Kushner est passé d’avocat spécialisé dans le divorce à celui de courtier matrimonial

NEW YORK TIMES 15 septembre 2020 (cliquez pour lire l’article en anglais US)

Ayant couvert la diplomatie arabo-israélienne pendant plus de 40 ans, je dois dire que les accords de normalisation signés mardi entre Israël et les Émirats arabes unis et Israël et Bahreïn se sont déroulés de manière très inhabituelle – mais incroyablement révélatrice.

Je peux mieux l’expliquer par une analogie de feuilleton: c’est comme si Jared Kushner était un avocat qui avait décidé d’organiser un divorce entre un couple, «Mme.
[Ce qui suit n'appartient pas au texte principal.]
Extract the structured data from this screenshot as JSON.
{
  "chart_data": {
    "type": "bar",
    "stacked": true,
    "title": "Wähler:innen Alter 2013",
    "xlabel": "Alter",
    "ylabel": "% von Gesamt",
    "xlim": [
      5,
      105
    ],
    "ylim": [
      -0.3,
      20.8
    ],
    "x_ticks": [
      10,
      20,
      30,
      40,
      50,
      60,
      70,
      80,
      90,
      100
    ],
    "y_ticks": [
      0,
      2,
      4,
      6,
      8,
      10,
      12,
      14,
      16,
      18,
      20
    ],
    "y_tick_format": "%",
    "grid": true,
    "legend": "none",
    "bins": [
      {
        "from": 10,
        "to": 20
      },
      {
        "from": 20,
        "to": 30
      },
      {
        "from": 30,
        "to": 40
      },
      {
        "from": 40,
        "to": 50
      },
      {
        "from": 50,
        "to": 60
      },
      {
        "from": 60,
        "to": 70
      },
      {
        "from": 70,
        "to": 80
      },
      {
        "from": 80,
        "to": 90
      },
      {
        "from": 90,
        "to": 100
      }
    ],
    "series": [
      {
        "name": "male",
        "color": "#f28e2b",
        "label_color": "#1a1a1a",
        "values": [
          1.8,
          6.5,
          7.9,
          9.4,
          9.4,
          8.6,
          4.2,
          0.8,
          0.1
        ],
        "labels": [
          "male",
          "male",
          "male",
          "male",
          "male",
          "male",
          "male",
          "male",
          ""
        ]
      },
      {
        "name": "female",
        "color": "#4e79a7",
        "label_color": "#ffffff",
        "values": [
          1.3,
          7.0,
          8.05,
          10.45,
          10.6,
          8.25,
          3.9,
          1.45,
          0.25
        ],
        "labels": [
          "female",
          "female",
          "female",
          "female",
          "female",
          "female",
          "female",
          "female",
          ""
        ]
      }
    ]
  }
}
Israël»et « M. Palestine ». Au cours du processus, cependant, M. Kushner a découvert que Mme Israël et M. Palestine étaient si incompatibles qu’ils ne pouvaient même pas s’asseoir ensemble dans une même pièce, et encore moins se mettre d’accord sur son plan de séparation.

Mais en cours de route, M. Kushner a découvert quelque chose d’intrigant: Mme Israël avait une liaison avec M. Emirates, qui fuyait une relation abusive avec Mme Iran.
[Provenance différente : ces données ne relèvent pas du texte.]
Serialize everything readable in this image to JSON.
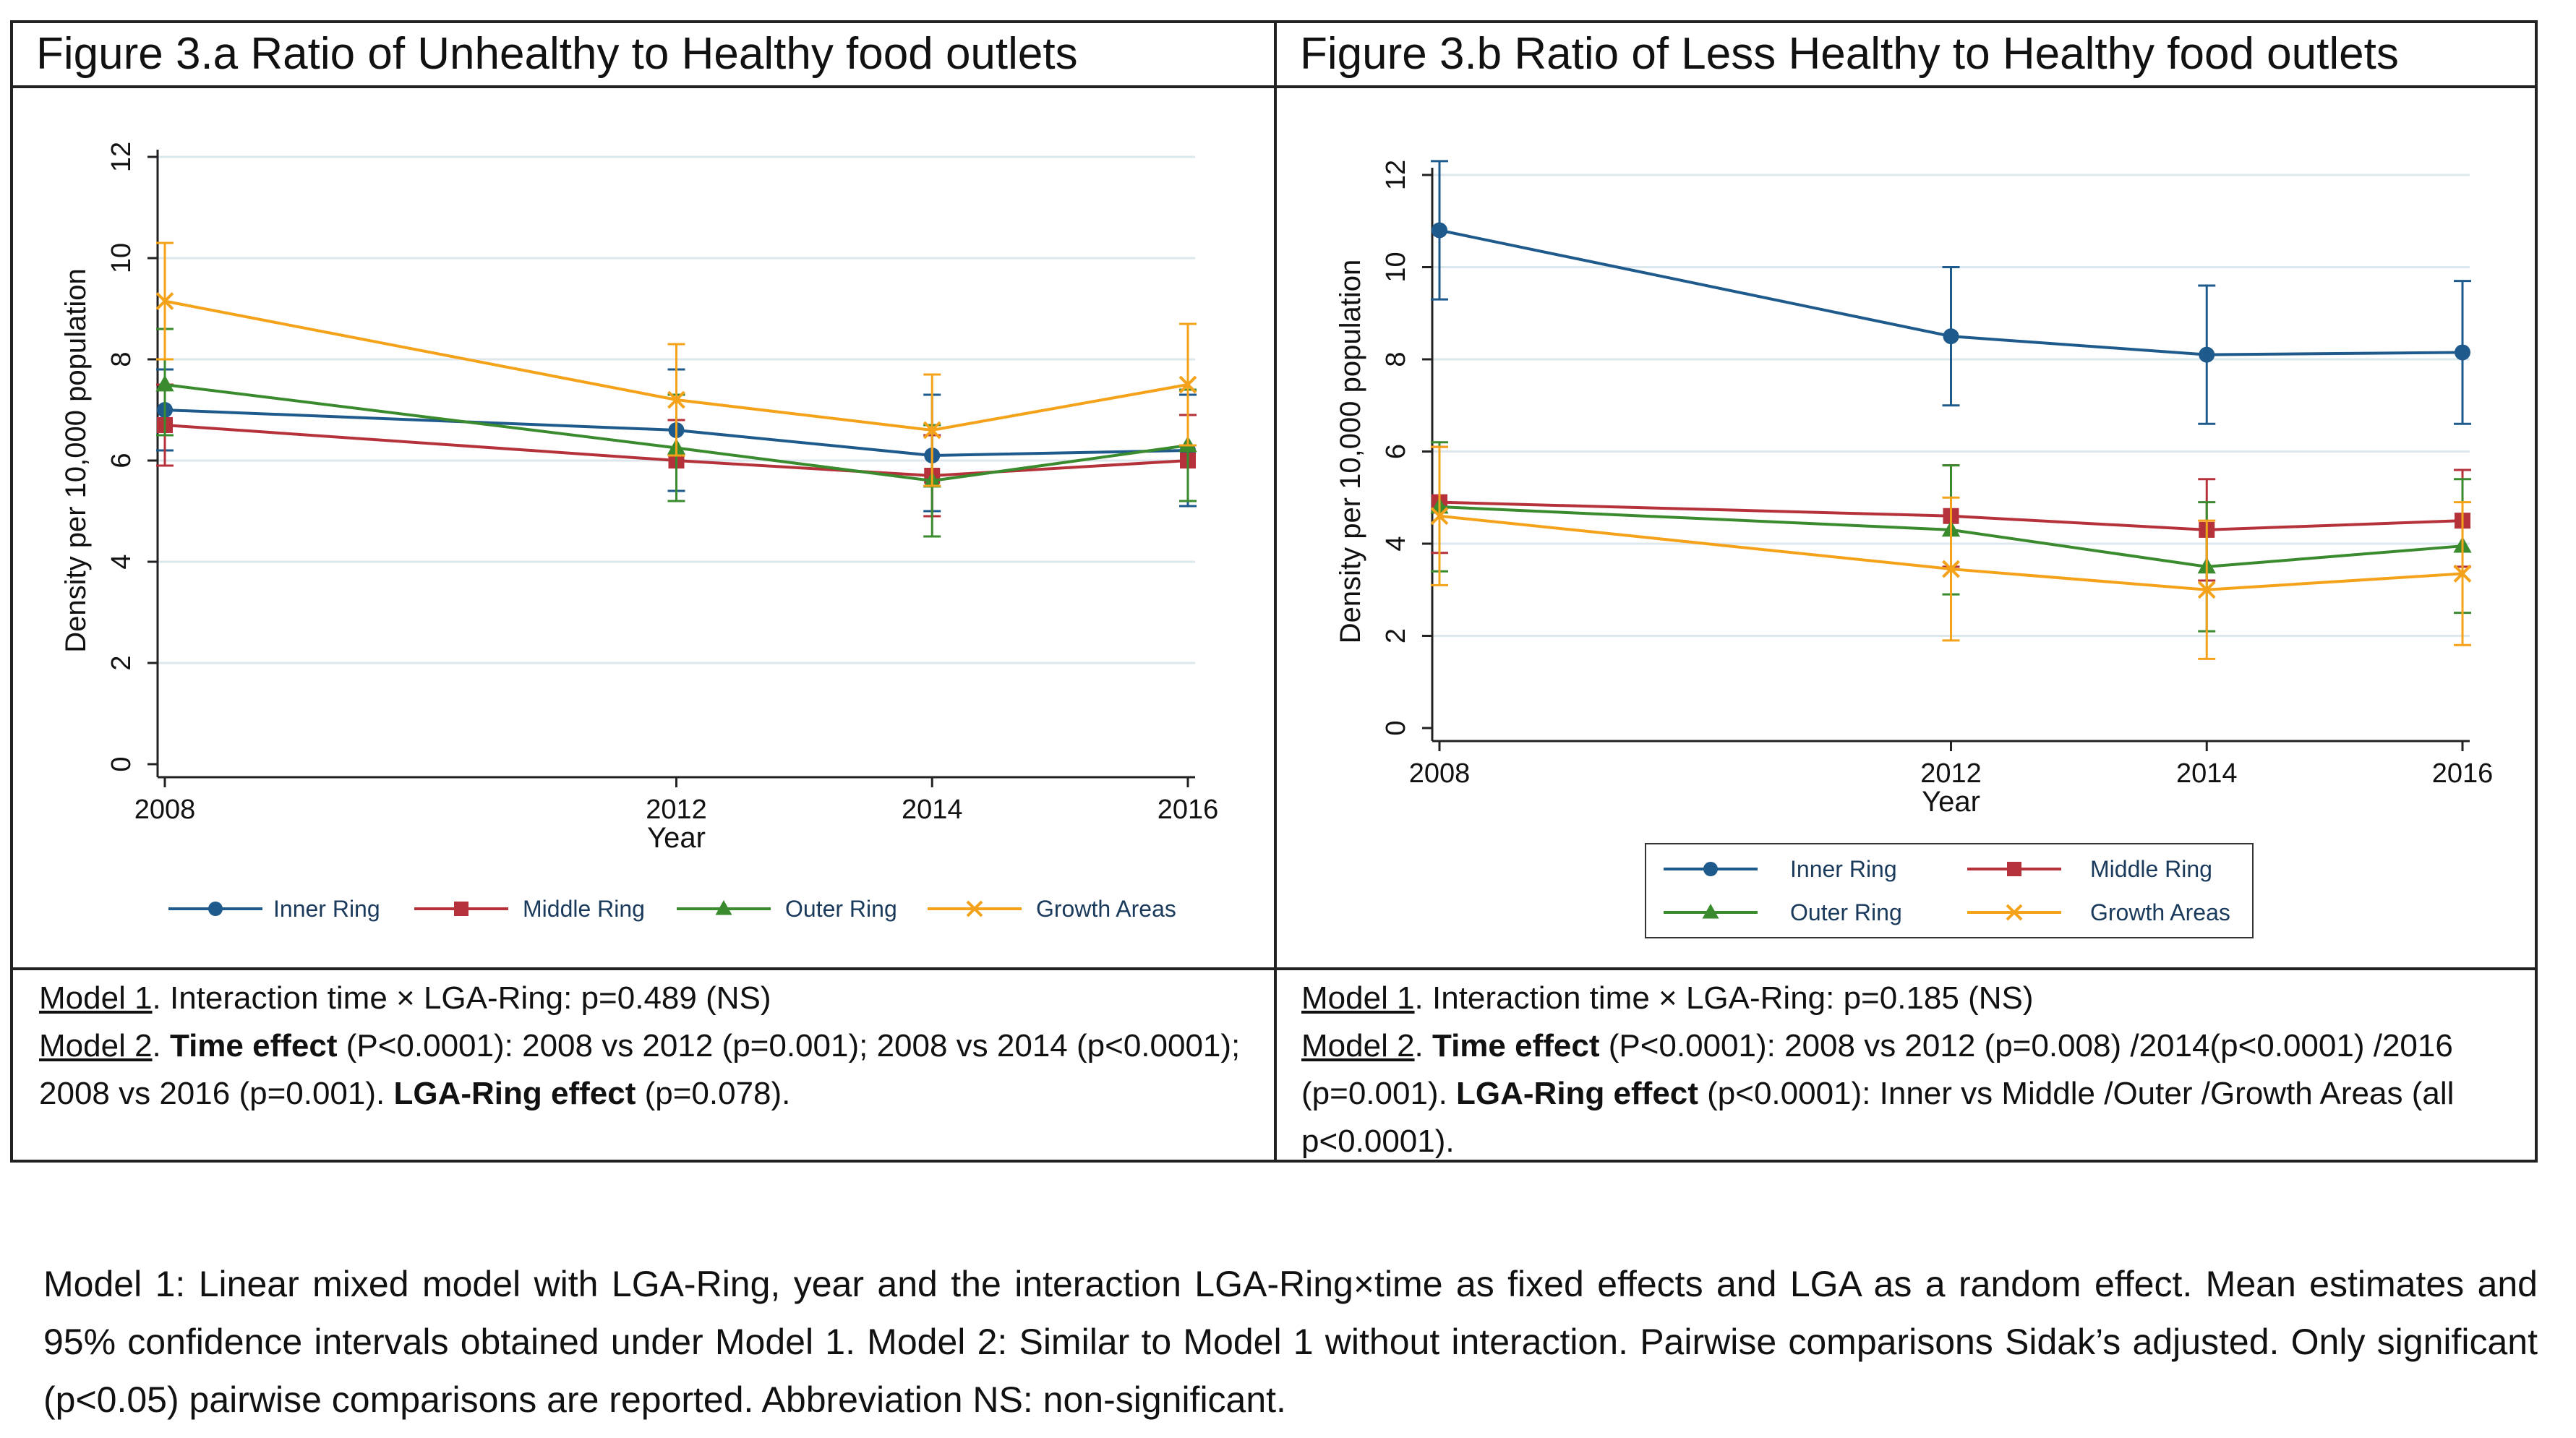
{
  "panels": {
    "a": {
      "title": "Figure 3.a Ratio of Unhealthy to Healthy food outlets",
      "model1_label": "Model 1",
      "model1_text": ". Interaction time × LGA-Ring: p=0.489 (NS)",
      "model2_label": "Model 2",
      "model2_pre": ". ",
      "model2_time_label": "Time effect",
      "model2_time_text": " (P<0.0001): 2008 vs 2012 (p=0.001); 2008 vs 2014 (p<0.0001); 2008 vs 2016 (p=0.001). ",
      "model2_ring_label": "LGA-Ring effect",
      "model2_ring_text": " (p=0.078)."
    },
    "b": {
      "title": "Figure 3.b Ratio of Less Healthy to Healthy food outlets",
      "model1_label": "Model 1",
      "model1_text": ". Interaction time × LGA-Ring: p=0.185 (NS)",
      "model2_label": "Model 2",
      "model2_pre": ". ",
      "model2_time_label": "Time effect",
      "model2_time_text": " (P<0.0001): 2008 vs 2012 (p=0.008) /2014(p<0.0001) /2016 (p=0.001). ",
      "model2_ring_label": "LGA-Ring effect",
      "model2_ring_text": " (p<0.0001): Inner vs Middle /Outer /Growth Areas (all p<0.0001)."
    }
  },
  "footnote": "Model 1: Linear mixed model with LGA-Ring, year and the interaction LGA-Ring×time as fixed effects and LGA as a random effect. Mean estimates and 95% confidence intervals obtained under Model 1. Model 2: Similar to Model 1 without interaction. Pairwise comparisons Sidak’s adjusted. Only significant (p<0.05) pairwise comparisons are reported. Abbreviation NS: non-significant.",
  "colors": {
    "inner": "#1f5a8c",
    "middle": "#b5323a",
    "outer": "#3a8a2e",
    "growth": "#f5a21b",
    "grid": "#dde7ee",
    "axis": "#222222"
  },
  "chart_data": [
    {
      "id": "a",
      "type": "line",
      "title": "Figure 3.a Ratio of Unhealthy to Healthy food outlets",
      "xlabel": "Year",
      "ylabel": "Density per 10,000 population",
      "x": [
        2008,
        2012,
        2014,
        2016
      ],
      "xlim": [
        2008,
        2016
      ],
      "ylim": [
        0,
        12
      ],
      "yticks": [
        0,
        2,
        4,
        6,
        8,
        10,
        12
      ],
      "grid": true,
      "legend_position": "bottom",
      "legend_columns": 4,
      "series": [
        {
          "name": "Inner Ring",
          "key": "inner",
          "marker": "circle",
          "values": [
            7.0,
            6.6,
            6.1,
            6.2
          ],
          "lower": [
            6.2,
            5.4,
            5.0,
            5.1
          ],
          "upper": [
            7.8,
            7.8,
            7.3,
            7.3
          ]
        },
        {
          "name": "Middle Ring",
          "key": "middle",
          "marker": "square",
          "values": [
            6.7,
            6.0,
            5.7,
            6.0
          ],
          "lower": [
            5.9,
            5.2,
            4.9,
            5.2
          ],
          "upper": [
            7.5,
            6.8,
            6.5,
            6.9
          ]
        },
        {
          "name": "Outer Ring",
          "key": "outer",
          "marker": "triangle",
          "values": [
            7.5,
            6.25,
            5.6,
            6.3
          ],
          "lower": [
            6.5,
            5.2,
            4.5,
            5.2
          ],
          "upper": [
            8.6,
            7.3,
            6.7,
            7.4
          ]
        },
        {
          "name": "Growth Areas",
          "key": "growth",
          "marker": "x",
          "values": [
            9.15,
            7.2,
            6.6,
            7.5
          ],
          "lower": [
            8.0,
            6.1,
            5.5,
            6.3
          ],
          "upper": [
            10.3,
            8.3,
            7.7,
            8.7
          ]
        }
      ]
    },
    {
      "id": "b",
      "type": "line",
      "title": "Figure 3.b Ratio of Less Healthy to Healthy food outlets",
      "xlabel": "Year",
      "ylabel": "Density per 10,000 population",
      "x": [
        2008,
        2012,
        2014,
        2016
      ],
      "xlim": [
        2008,
        2016
      ],
      "ylim": [
        0,
        12
      ],
      "yticks": [
        0,
        2,
        4,
        6,
        8,
        10,
        12
      ],
      "grid": true,
      "legend_position": "bottom",
      "legend_columns": 2,
      "series": [
        {
          "name": "Inner Ring",
          "key": "inner",
          "marker": "circle",
          "values": [
            10.8,
            8.5,
            8.1,
            8.15
          ],
          "lower": [
            9.3,
            7.0,
            6.6,
            6.6
          ],
          "upper": [
            12.3,
            10.0,
            9.6,
            9.7
          ]
        },
        {
          "name": "Middle Ring",
          "key": "middle",
          "marker": "square",
          "values": [
            4.9,
            4.6,
            4.3,
            4.5
          ],
          "lower": [
            3.8,
            3.5,
            3.2,
            3.5
          ],
          "upper": [
            6.1,
            5.7,
            5.4,
            5.6
          ]
        },
        {
          "name": "Outer Ring",
          "key": "outer",
          "marker": "triangle",
          "values": [
            4.8,
            4.3,
            3.5,
            3.95
          ],
          "lower": [
            3.4,
            2.9,
            2.1,
            2.5
          ],
          "upper": [
            6.2,
            5.7,
            4.9,
            5.4
          ]
        },
        {
          "name": "Growth Areas",
          "key": "growth",
          "marker": "x",
          "values": [
            4.6,
            3.45,
            3.0,
            3.35
          ],
          "lower": [
            3.1,
            1.9,
            1.5,
            1.8
          ],
          "upper": [
            6.1,
            5.0,
            4.5,
            4.9
          ]
        }
      ]
    }
  ]
}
Ainsi, M. Kushner a cessé d’essayer d’organiser un divorce entre M. Palestine et Mme Israël et s’est plutôt emparé de l’intérêt mutuel de Mme Israël et de M. Emirates à se marier – sans parler de l’intérêt personnel du président Trump de servir de le «juge de paix» qui officierait sur la pelouse de la Maison Blanche au milieu d’une campagne présidentielle.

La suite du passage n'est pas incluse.